Penurunan Dukungan untuk Sistem Presidensial di Turki
Jajak pendapat yang dilakukan oleh asosiasi dan institusi terkemuka tentang pemilu di Turki semuanya menunjukkan penurunan popularitas Presiden Turki Recep Tayyip Erdogan dan pemimpin Partai Keadilan dan Pembangunan yang berkuasa.
Pada saat yang sama, jajak pendapat baru-baru ini menunjukkan peningkatan penolakan rakyat Turki terhadap sistem presidensial.
Para ahli percaya bahwa berkurangnya dukungan rakyat terhadap sistem presidensial berarti penurunan dukungan rakyat Turki terhadap pribadi Presiden Recep Tayyip Erdogan. Dalam hal ini, surat kabar Birgun yang berbasis di Ankara, saat meninjau jajak pendapat lembaga pemungutan suara di Turki, menyatakan:
"52.7 persen warga mendukung sistem parlementer. Menurut jajak pendapat baru-baru ini, rakyat Turki percaya bahwa dengan berkuasanya sistem presidensial, kondisi sosial, ekonomi dan keamanan negara tidak lebih baik dari tahun-tahun sebelumnya ketika sistem parlementer diberlakukan, dan ini memprihatinkan berbagai kalangan masyarakat."
Para oposisi pemerintah Ankara serta pakar politik dan ekonomi Turki baru-baru ini menyatakan "sebagian dari alasan penentangan mereka telah disampaikan terhadap partai Turki yang berkuasa".
Para pakar Turki percaya, "Kurangnya ketaatan terhadap prinsip pemisahan kekuasaan dan hilangnya independensi peradilan dan kepatuhan hakim dan jaksa terhadap perintah pribadi presiden dan partai yang berkuasa, serta mengabaikan hak etnis dan minoritas serta menciptakan kondisi yang sulit bagi warga Kurdi, Alawi, Sirkasia, dan Armenia, salah satu alasan utama penentangan terhadap partai yang berkuasa di Turki."
Sementara itu, Presiden Turki Recep Tayyip Erdogan sendiri telah bertahun-tahun berusaha membangun sistem presidensial lain di Turki, yang berbeda dengan yang didirikan oleh sistem militer dan sekuler Turki.
Erdogan percaya, "Di Turki, sistem 'perwalian' yang berasal dari konstitusi 1982 diberlakukan pada rakyat Turki oleh komandan militer, dan sistem pemerintahan ini harus diubah dan kedaulatan rakyat ditetapkan di Turki."
Erdogan selalu percaya ada sistem dua kepala di negaranya, seperti yang dia tekankan dalam draf 18 pasal amandemen konstitusi Turki. Dengan kata lain, presiden dan perdana menteri sering berbenturan dalam urusan negara, dan ini menyebabkan krisis politik dan ekonomi. Politisi berpengalaman Turki ini dengan pendekatan ini akhirnya menggelar pemilu dini pada 2018, yang berujung pada kemenangan dirinya.

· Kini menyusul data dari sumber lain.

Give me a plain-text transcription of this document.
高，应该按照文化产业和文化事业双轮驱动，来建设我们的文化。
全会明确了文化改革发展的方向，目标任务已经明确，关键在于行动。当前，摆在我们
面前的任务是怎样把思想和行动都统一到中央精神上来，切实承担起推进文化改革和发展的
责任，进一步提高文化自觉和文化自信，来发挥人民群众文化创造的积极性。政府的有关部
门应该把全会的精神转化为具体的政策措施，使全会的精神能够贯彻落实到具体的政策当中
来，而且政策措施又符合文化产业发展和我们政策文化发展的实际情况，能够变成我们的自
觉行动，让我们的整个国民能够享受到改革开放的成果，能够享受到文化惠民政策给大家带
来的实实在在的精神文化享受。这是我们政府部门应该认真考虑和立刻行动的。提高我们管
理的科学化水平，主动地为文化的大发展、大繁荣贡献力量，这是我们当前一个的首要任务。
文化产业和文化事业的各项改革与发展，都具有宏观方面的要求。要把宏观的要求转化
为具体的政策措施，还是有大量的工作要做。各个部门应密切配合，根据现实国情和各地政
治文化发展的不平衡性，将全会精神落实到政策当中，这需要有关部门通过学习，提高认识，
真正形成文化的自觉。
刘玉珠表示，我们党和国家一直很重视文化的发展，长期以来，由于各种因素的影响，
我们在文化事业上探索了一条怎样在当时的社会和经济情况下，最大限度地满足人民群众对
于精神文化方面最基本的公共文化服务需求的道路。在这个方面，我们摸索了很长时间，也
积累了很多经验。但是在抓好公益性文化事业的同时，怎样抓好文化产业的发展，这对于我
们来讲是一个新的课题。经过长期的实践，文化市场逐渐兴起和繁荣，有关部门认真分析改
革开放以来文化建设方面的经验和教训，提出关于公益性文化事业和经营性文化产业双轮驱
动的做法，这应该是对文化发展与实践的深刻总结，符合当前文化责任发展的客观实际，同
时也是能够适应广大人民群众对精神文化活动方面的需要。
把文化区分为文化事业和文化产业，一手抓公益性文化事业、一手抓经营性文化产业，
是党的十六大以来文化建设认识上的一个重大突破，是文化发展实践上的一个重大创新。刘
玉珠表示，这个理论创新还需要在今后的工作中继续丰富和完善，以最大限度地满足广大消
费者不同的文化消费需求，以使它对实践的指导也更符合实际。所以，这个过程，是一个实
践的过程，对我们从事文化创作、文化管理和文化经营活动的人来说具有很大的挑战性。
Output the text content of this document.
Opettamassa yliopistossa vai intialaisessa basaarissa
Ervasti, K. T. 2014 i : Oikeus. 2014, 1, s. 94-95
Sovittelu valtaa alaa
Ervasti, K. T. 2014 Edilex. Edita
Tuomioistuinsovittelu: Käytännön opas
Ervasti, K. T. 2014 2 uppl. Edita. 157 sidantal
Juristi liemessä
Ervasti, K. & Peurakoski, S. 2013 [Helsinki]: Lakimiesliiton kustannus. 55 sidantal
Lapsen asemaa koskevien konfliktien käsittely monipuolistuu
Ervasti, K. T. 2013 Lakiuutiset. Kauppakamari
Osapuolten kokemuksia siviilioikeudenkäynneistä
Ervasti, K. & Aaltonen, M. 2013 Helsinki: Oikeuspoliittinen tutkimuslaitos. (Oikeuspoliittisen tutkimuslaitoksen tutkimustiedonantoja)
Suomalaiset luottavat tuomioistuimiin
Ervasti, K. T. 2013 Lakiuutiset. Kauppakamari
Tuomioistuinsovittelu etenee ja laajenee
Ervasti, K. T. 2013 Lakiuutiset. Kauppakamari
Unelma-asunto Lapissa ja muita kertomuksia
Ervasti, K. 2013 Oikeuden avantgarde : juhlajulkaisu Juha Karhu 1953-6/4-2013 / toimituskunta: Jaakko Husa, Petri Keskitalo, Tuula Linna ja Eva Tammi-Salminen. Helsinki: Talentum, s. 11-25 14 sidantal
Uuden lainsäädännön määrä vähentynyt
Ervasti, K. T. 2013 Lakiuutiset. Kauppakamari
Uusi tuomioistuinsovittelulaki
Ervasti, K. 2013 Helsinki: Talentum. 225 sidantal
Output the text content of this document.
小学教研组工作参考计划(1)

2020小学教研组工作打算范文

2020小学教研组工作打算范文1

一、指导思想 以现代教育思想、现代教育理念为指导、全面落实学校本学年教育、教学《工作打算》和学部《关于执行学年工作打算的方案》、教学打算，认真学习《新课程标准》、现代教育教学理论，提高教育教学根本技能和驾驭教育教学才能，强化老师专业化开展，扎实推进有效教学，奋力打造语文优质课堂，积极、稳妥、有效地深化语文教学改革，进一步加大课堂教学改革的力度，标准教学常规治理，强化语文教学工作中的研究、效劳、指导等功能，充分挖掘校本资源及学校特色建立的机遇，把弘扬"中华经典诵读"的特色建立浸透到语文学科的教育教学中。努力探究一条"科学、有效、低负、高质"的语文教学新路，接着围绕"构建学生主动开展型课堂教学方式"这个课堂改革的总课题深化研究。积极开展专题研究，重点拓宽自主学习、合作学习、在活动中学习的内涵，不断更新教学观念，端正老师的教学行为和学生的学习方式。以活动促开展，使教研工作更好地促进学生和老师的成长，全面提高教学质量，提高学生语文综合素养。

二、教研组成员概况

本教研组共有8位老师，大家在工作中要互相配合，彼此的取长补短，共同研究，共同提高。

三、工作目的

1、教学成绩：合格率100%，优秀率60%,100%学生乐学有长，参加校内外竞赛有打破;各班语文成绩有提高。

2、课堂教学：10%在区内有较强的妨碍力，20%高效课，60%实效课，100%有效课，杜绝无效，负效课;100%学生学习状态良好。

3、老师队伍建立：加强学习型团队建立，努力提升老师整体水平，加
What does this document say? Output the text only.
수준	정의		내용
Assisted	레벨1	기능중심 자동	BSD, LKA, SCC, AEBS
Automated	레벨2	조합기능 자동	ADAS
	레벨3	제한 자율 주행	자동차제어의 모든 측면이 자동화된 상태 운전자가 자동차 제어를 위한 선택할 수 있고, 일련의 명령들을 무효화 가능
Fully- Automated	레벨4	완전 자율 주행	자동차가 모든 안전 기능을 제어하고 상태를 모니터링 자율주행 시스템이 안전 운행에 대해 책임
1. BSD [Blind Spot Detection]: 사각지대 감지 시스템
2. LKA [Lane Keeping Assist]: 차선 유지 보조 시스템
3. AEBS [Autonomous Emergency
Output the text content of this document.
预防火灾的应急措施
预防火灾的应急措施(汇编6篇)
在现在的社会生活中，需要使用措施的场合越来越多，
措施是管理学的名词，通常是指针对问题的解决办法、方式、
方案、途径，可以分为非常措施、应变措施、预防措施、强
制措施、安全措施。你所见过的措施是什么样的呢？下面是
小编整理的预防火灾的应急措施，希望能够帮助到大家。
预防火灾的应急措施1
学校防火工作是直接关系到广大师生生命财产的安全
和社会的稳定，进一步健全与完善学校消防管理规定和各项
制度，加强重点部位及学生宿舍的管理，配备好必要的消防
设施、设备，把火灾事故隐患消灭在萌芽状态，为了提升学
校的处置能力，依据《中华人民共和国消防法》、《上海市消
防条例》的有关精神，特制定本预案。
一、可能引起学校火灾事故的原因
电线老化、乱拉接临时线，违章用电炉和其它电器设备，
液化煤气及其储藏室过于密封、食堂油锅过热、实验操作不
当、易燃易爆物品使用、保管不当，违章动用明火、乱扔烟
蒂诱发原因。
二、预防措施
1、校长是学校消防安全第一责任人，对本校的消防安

Kini pemilihan umum parlemen dan presiden memasuki era baru di Turki. Karena menurut referendum 2017, sistem politik yang berkuasa di Turki berubah dari parlementer menjadi presidensial. Jelas, perubahan dalam sistem pemerintahan Turki ini berarti memperkuat kekuatan pribadi Recep Tayyip Erdogan sebagai presiden dan meningkatkan kekuasaannya. Dengan sistem presidensial baru di Turki, Erdogan sendiri dapat memegang kekuasaan hingga 2029.
Namun, mengingat kemenangan Erdogan yang tidak terlalu menentukan dalam pemilihan dewan lokal dan wali kota di Turki baru-baru ini, ia tampaknya mengalami kesulitan untuk terus menerapkan kebijakannya di Turki dan di tingkat regional. Tidak diragukan lagi, peningkatan penentangan rakyat terhadap sistem presidensial menunjukkan penurunan tajam suara rakyat Turki.
Terlepas dari beberapa propaganda media yang pro-Ankara, bagian dari penolakan rakyat Turki terhadap kursi kepresidenan ini tidak ada hubungannya dengan penyebaran virus Corona. Setahun lalu, kritik terhadap perilaku pemerintah Ankara dan Partai Keadilan dan Pembangunan yang berkuasa di Turki berfokus pada pelanggaran kebebasan berekspresi dan hak sipil. Tapi sekarang, sebagian besar penentangan menantang kebijakan ekonomi pemerintah Erdogan.
Singkatnya, dalam satu kesimpulan umum harus dikatakan bahwa tampaknya dengan munculnya kritik ekonomi dan konsensus para penentang Partai Keadilan dan Pembangunan dapat membuat segalanya semakin sulit bagi Erdogan dan Dolat Bahceli dalam pemilu mendatang.